Tra i «casi di scuola» che saranno analizzati, quello della repubblica del Rojava, nata dalle ceneri della guerra siriana e sulla spinta dell’autonomismo dei kurdi, fondata sul confederalismo, l’egualitarismo e l’autogestione. Un modello che deve molto alla svolta «anarchica» del leader del Pkk Abdullah Ocalan, che dal carcere di Imrali dov’è sepolto da vent’anni ha rivisto la vecchia impostazione marxista-leninista.

Il programma prevede un dibattito dal titolo lungo e originale: «Non c’è bisogno che le donne tengano sempre la bocca chiusa e la vagina aperta», citazione aperta di Emma Goldman, femminista anarchica di un secolo fa, non suffragetta ma militante libertaria, incarcerata per propaganda anticoncezionale, espulsa dagli Stati Uniti nel 1919 e poi a colloquio con Lenin a Mosca, prima accesa sostenitrice poi disillusa critica della rivoluzione russa. Infine in Spagna, nella Barcellona anarchica del 1936. La sua autobiografia fa discutere ancora oggi e ne parlerà alle 16 Carlotta Pedrazzini, studiosa di Emma Goldman e redattrice di «A».

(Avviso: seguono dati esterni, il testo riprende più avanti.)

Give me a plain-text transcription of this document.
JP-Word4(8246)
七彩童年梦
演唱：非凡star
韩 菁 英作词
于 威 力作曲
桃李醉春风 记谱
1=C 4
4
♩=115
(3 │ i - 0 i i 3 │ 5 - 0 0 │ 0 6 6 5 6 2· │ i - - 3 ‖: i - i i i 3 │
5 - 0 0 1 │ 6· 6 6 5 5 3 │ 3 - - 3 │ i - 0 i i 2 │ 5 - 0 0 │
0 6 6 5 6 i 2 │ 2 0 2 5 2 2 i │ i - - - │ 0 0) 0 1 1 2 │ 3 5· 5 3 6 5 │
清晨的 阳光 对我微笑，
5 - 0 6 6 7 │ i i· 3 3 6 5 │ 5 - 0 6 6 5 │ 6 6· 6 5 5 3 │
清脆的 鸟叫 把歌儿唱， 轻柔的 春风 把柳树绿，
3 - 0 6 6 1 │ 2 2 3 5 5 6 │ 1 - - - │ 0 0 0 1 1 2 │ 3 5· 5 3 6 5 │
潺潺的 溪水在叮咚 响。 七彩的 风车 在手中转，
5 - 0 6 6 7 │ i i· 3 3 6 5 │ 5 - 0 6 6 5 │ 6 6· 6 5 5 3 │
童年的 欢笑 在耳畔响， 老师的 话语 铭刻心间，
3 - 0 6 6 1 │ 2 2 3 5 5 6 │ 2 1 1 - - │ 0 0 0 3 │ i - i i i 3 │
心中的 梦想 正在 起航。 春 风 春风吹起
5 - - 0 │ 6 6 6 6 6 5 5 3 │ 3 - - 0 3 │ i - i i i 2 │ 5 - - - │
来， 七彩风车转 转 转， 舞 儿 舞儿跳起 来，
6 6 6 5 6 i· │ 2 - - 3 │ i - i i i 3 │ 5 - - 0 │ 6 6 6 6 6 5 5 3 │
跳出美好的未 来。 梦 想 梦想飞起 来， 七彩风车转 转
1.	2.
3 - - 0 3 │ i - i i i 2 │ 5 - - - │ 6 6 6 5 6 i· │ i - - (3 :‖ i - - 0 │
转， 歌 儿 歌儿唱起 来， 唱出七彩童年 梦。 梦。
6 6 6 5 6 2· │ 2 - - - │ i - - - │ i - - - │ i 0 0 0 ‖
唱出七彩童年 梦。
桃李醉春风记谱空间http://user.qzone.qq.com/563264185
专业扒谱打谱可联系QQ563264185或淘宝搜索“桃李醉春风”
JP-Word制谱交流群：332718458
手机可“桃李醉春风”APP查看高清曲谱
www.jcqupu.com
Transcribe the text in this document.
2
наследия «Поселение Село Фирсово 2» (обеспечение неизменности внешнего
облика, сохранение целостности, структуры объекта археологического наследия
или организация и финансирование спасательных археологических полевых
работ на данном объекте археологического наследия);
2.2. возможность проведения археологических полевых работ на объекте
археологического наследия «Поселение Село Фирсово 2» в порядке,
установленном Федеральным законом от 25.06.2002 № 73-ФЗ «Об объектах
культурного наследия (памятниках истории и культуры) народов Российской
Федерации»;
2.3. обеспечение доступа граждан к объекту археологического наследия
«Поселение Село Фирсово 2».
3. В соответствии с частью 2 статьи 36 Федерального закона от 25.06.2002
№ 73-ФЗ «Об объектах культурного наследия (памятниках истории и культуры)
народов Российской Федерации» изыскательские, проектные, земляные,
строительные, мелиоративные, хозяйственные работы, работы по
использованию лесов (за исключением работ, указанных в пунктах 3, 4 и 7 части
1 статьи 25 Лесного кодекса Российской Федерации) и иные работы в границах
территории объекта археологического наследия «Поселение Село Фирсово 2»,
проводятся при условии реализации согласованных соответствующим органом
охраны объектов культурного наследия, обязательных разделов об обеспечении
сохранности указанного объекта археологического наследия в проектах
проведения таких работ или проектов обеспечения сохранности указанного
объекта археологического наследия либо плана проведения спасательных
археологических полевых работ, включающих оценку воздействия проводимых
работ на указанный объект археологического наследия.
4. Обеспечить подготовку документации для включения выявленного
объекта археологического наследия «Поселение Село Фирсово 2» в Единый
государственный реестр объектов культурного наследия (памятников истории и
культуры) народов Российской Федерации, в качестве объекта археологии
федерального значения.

A parlare di Fabrizio De André e del suo pensiero (anche) anarchico sarà Paolo Finzi, figura storica del giornale, il più giovane tra gli anarchici fermati la sera del 12 dicembre 1969 dopo la strage di piazza Fontana e poi tra i fondatori della rivista festeggiata. Alle 18 dirà la sua sul pensiero di Faber, sull’anarchismo che fu per tutta la vita il suo pensiero di riferimento, sulla loro amicizia. Titolo: «Non ci sono poteri buoni», parole anarchiche ma non per soli anarchici. «Il nostro rapporto con Fabrizio De André è stato molto intenso, davvero speciale – dice Finzi – è sempre stata la sua rivista, quella che a volte teneva piegata in tasca, con la testata ben visibile, durante i concerti. Quella che leggeva per poi telefonare e dirci che cosa gli piaceva e che cosa no. Quella alla quale tante volte ha fatto pervenire il suo sostegno economico. Dopo la sua morte abbiamo voluto continuare il sodalizio tra lui e “A” creando e proponendo alcune iniziative editoriali per ricordare l’amico, il compagno, il pensatore, il poeta».

A sera, cena emiliana assolutamente scorretta (anche nel prezzo: 20 euro, ma in parte finiranno nelle casse di A, al manifesto ne sappiamo qualcosa), con variabile vegetariana e vegana.

Chiuderà la serata il cantastorie (anarchiche e sociali) Alessio Lega, appena uscito con il suo ultimo disco Mare Nero (e dall’ospedale per un intervento andato bene). Il cantautore salentino, immigrato a Milano, ritorna a Massenzatico con il suo ricco repertorio. Qualche classico dell’anarchismo spunterà, anche quella canzone su Lugano (bella?), la stessa che si ascolta a tutto volume anche in alcune iniziative del sindacalismo confederale (dove ci sono pure degli anarchici, ma in maggioranza si trovano oggi in sindacati libertari e alternativi, di base). Poi tutti a nanna. Con la consapevolezza che venti chilometri a sud/est sul palco ci sarà Vasco Rossi, roba da centinaia di migliaia di persone.

«Non son l’uno per cento, ma credetemi esistono», cantava degli anarchici Leo Ferrè, uno di loro, un De André francese. Forse saranno meno dell’uno per cento, ma in molte parti del mondo esistono. Magari sono molti più di quanti lo stesso Ferré potesse sospettare. E lottano insieme a noi. Vite spericolate, direbbe Vasco.